A population-based study of women, aged 16 to 54 years, was conducted in 3 rural ( Xinjiang , Shanxi, and Henan) and 2 urban areas ( Beijing and Shanghai) from July 2006 to April 2007 . Over 4200 women and girls were screened. The objectives were 1) to determine the type-specific prevalence of HPV, CIN 2+, and genital warts in Chinese Women ages 16-54 years. 2) To determine specific type of HPV in the Upper and Lower vagina, endocervix and anus in women with and without CIN 2+. Data was presented at the International HPV meetings in Malmo Sweden – Spring 2009 and the primary publication was published in the Int J Gyn Cancer 2010 Sept 1; 127(5): 1151-7. Since that time a multitude of publications have examined these data from a variety of aspects (prevalence (vaginal and serum), self-collection, ethnic differences, genotype distribution).

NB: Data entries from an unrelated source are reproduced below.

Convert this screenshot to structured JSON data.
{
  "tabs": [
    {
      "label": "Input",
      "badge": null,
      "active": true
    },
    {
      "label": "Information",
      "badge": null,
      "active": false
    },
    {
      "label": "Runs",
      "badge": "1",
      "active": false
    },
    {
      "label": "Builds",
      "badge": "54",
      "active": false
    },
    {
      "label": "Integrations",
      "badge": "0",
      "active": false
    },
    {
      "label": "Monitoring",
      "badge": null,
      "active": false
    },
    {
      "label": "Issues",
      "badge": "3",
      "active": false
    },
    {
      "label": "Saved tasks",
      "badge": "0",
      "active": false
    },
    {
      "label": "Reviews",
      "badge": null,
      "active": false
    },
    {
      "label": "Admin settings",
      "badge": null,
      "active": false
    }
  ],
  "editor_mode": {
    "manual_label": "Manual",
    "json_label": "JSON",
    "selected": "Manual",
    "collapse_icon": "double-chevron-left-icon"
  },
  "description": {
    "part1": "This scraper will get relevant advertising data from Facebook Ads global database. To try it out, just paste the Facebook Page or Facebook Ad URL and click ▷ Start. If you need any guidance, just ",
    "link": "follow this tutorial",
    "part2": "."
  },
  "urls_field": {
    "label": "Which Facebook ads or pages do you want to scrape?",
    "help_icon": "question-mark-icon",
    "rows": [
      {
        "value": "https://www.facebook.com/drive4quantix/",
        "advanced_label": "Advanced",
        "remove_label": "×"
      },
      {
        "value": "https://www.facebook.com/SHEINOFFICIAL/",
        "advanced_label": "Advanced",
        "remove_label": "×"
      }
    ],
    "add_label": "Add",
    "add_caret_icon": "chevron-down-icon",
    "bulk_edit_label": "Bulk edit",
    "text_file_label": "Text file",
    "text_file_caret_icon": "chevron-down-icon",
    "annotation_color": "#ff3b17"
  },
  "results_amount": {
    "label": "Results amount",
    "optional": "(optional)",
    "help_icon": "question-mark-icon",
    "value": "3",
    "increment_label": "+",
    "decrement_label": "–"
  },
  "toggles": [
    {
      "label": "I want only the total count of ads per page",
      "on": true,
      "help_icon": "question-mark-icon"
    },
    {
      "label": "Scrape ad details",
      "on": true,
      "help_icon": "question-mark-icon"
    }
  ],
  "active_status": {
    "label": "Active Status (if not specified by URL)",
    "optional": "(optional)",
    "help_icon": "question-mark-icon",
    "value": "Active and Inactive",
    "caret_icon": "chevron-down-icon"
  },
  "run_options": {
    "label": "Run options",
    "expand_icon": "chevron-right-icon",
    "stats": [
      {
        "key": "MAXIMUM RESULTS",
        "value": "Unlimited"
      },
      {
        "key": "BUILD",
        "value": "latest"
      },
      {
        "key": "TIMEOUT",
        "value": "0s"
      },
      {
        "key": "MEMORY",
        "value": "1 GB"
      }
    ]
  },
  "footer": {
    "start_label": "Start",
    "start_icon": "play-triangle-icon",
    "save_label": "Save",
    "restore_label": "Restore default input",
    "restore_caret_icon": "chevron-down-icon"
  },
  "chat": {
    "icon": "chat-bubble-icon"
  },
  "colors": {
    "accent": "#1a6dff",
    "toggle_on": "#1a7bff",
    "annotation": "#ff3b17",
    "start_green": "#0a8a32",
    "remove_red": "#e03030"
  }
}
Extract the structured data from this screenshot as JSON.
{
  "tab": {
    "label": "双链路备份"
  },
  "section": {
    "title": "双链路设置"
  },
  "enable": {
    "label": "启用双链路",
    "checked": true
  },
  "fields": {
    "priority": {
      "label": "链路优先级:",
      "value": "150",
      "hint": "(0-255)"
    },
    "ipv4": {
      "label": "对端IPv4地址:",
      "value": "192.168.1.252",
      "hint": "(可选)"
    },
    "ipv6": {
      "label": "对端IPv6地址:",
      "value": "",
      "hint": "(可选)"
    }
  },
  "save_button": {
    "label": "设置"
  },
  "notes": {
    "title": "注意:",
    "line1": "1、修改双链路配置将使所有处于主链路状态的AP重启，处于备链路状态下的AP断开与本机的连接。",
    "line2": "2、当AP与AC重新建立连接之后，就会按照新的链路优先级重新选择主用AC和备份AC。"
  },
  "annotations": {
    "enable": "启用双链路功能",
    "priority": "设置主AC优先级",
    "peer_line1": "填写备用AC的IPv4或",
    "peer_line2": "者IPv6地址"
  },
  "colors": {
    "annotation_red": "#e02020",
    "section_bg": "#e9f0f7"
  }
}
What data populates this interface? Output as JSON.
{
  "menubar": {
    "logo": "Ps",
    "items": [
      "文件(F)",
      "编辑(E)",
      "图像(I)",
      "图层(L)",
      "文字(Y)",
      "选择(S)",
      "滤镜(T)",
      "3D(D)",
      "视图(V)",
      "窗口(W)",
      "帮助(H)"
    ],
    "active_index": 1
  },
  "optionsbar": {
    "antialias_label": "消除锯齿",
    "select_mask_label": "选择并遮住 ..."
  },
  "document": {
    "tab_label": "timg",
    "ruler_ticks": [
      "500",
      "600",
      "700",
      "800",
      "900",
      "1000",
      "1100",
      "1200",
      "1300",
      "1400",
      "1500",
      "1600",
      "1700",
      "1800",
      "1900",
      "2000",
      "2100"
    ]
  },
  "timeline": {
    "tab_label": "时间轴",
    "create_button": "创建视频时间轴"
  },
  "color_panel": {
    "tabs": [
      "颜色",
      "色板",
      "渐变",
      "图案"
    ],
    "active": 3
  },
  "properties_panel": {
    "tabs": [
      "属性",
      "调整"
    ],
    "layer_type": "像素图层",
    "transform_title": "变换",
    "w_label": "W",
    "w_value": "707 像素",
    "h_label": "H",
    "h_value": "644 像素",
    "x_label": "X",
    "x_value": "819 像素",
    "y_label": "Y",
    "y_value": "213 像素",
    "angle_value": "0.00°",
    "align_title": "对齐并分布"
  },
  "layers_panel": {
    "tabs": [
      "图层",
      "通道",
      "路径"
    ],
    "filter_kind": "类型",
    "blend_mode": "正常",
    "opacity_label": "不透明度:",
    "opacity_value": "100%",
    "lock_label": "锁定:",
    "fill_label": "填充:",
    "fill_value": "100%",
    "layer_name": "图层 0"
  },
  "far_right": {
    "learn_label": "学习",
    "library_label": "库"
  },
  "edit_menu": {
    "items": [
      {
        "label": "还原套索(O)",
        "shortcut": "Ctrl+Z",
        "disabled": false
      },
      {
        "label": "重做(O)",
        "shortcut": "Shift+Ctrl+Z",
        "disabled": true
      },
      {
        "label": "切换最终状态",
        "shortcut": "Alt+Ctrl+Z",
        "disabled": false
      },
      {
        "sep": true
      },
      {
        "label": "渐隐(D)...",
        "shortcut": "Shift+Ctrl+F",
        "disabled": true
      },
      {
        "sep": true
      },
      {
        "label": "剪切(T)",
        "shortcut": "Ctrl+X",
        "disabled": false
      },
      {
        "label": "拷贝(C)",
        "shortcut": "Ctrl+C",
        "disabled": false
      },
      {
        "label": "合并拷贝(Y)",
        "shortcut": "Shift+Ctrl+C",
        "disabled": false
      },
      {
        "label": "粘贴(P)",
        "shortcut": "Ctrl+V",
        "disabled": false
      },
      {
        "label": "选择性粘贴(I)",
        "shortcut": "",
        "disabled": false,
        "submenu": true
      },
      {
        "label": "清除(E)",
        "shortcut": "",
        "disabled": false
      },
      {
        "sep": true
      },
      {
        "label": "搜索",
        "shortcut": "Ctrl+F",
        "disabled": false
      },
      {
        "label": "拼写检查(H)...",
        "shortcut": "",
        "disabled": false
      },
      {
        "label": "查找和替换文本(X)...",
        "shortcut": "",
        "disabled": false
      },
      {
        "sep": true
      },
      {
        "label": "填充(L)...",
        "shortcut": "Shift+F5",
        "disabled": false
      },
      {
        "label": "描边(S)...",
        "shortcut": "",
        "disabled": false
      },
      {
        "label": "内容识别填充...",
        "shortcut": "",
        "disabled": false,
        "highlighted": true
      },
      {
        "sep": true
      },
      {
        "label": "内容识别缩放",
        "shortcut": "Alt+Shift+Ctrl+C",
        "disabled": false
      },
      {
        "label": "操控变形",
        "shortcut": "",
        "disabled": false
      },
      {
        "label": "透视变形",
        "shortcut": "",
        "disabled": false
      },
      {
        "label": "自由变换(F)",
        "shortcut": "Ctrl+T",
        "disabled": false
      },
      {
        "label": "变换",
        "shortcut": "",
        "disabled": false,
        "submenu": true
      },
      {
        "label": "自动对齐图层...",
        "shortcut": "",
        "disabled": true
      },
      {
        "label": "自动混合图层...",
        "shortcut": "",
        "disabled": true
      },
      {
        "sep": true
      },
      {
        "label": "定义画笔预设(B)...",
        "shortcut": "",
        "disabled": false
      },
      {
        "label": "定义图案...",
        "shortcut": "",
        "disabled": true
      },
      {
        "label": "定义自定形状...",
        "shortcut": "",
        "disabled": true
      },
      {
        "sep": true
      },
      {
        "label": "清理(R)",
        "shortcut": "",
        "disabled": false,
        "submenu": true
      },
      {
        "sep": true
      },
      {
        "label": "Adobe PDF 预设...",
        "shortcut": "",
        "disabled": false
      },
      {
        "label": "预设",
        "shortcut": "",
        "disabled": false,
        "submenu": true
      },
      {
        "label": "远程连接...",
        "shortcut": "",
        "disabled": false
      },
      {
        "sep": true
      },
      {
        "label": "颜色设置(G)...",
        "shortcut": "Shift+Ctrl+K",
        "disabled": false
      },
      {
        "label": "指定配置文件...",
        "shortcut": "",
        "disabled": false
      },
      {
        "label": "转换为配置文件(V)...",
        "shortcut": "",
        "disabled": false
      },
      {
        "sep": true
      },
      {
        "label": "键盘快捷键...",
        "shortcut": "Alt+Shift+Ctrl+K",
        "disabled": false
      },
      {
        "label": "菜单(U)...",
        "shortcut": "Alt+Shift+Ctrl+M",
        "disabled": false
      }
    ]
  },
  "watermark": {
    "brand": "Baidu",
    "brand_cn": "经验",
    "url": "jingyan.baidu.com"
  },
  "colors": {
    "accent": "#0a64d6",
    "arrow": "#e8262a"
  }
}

There have also been several publication combining SPOCCS III data with other POI studies as well as those from IARC (WHO), and PATH (Program for Appropriate Technology in Health).

HR HPV prevalence ranged from 7.3% Xinjiang, 12-13% in Henan, Beijing, and Shanghai to 15.8% in Shanxi. LR HPV prevalence ranged from 1.6% in Xinjiang to 5.7% in Shanxi. Pathology-confirmed ≥CIN-3 prevalence was 0.4% in Shanghai, 0.5-1.2% in Henan, Xinjiang, Beijing, and 1.6% in Shanxi. Both HR and LR HPV types had constant prevalence across age. Genital warts were uncommon, ranging from 0% in Beijing to 0.6% in Xinjiang.

Objective #2 above had as its driving question, to try to understand the difference between a self-collected HPV sample and a direct sample obtained by a physician from the endocervix. Therefore to determine why a vaginal self-collection tested for high-risk human papillomavirus (HR-HPV) by Hybrid Capture 2® (hc2) has lower sensitivity and specificity for cervical intraepithelial neoplasia grade 2 or worse (≥CIN2), we collected 5 specimens (endocervix, upper and lower vagina, perineum, vaginal self-collection) from 2,625 women.  Endocervical and self-collected specimens had HR-HPV tests by hc2.  All 5 anogenital specimens were tested for 37 HPV genotypes [Linear Array®, (LA)] from 397 women hc2 positive in endocervical or self-collected specimens and for a randomly selected 71 of 2,228 women hc2 negative on both specimens.  Three hundred and nintey-five women who screened positive by hc2 or had abnormal cytology underwent colposcopic evaluation.  Of 47 women with ≥CIN2, hc2 was positive in 97.9% (46/47) of endocervical and 80.9% (38/47), p=.008 of self-collected specimens.  Seven of 9 women with ≥CIN2 and negative self-collected hc2 tests were positive for HR-HPV by LA.  Of 2,578 women without ≥CIN2, hc2 was positive in 9.8% (253/2,578) of endocervical and 11.4% (294/2,578), p=.001 of self-collected specimens.  Of the 41 more women without ≥CIN2 that tested hc2 positive on the self-collected but negative on endocervical specimen, LA tested positive for HR-HPV in 24, negative for HPV in 11, and negative for HR-HPV but positive for low-risk HPV in 6.  Lower sensitivity of self-collected specimens is secondary to lower levels of vaginal HR-HPV.  The principal cause of the lower specificity of self-collected specimens is HR-HPV present solely in the vagina which is not associated with ≥CIN2. In addition using Linear Array we observed for the 1st time that self sampling resembles direct sampling when one uses a PCR based assay.